Have you contacted the breeder for advice ??


----------



## polkadot (Oct 16, 2012)

Hi, thanks for the response.
We contacted the breeder yes, she was from a very big and probably very boisterous litter! We really love her though, and would not consider getting rid of her, when she is in a good mood she is extremely loving and loves cuddles. It's just that sometimes she snaps and goes absolutely mad, not sure if having her spayed has changed her? Or perhaps she will grow out of it.


----------



## BoredomBusters (Dec 8, 2011)

If she was from a big boisterous litter she probably learned that playtime meant biting her siblings, if the breeder didn't supply enough toys for all 8 and rotate them so the flightly terrier mind didn't get bored.

If you've tried everything that probably means you didn't try any one thing long enough, and probably not the same thing at the same time as other family members, and you really need the help of a professional trainer, ideally who is used to terriers. I've had to handle Fox Terriers who think biting is the answer to many an unasked question, but I see it in other breeds of similar age when owners are inconsistent.

Spaying a bitch who is already dominant can make them worse.

If it helps, I know terrier owners who have the loveliest, cuddliest dogs when they are behaving as the dog wants them to behave, then turn into little monsters when the owner stops behaving. You are not alone, but my view is you need someone who can help you in reality, not theory, which is all I or anyone else can do without meeting you and your dog. If you're close enough to Essex you're welcome to come and see me! Boredom Busters - House of Tearaway Terriers


----------



## RAINYBOW (Aug 27, 2009)

Hi There, actually quite the opposite my sisters welsh terrier has been a dream on the biting front compared to my cocker (who was a bugger)

I kind of agree with the poster above me. People tend to throw everything at a nippy dog in an attempt to improve the situation but just dont persist with one solid method long enough.

I found that "time out" was the only thing that finally worked with my cocker, a sharp "Ah Ah" and straight to the Time Out area when he was being a bugger and ignored for a bit then reintroduce with low stimuli and try again, repeat if necessary.

Lots of tension busting frozen kong, large raw bones etc to give them something to vent on helps.

My 4 yr old cocker has perfect bite inhibition now so hang in there.

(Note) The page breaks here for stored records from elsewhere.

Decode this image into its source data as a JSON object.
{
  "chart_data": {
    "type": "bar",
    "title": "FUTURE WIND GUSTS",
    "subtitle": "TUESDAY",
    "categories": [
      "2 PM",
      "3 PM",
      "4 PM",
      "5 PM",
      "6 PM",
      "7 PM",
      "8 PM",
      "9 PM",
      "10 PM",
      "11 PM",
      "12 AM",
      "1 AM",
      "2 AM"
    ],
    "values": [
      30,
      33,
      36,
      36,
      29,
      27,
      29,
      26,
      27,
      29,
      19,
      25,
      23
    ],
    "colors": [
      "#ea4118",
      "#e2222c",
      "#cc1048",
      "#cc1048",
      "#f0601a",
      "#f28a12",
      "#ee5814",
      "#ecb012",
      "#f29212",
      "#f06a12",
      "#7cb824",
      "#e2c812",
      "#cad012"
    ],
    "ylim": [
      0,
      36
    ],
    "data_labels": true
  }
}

Lovely breed the Welsh Terrier btw, my sister just got hers an Irish one as a playmate (she must be bonkers lol)


----------



## sarsells (Mar 11, 2013)

Hi
I have a 11 week old welsh terrier mini schnauzer cross. He is the very bitey. I know he is just looking for attention, but nothing has worked to far.
Has yours got any better? If so what changed?
Ignoring does tend to work the best, but it is hard when he has his teeth sunk into a new jumper or your hand! Getting him off just excites him more!
He is a darling little dog, and learns most things quickly.


----------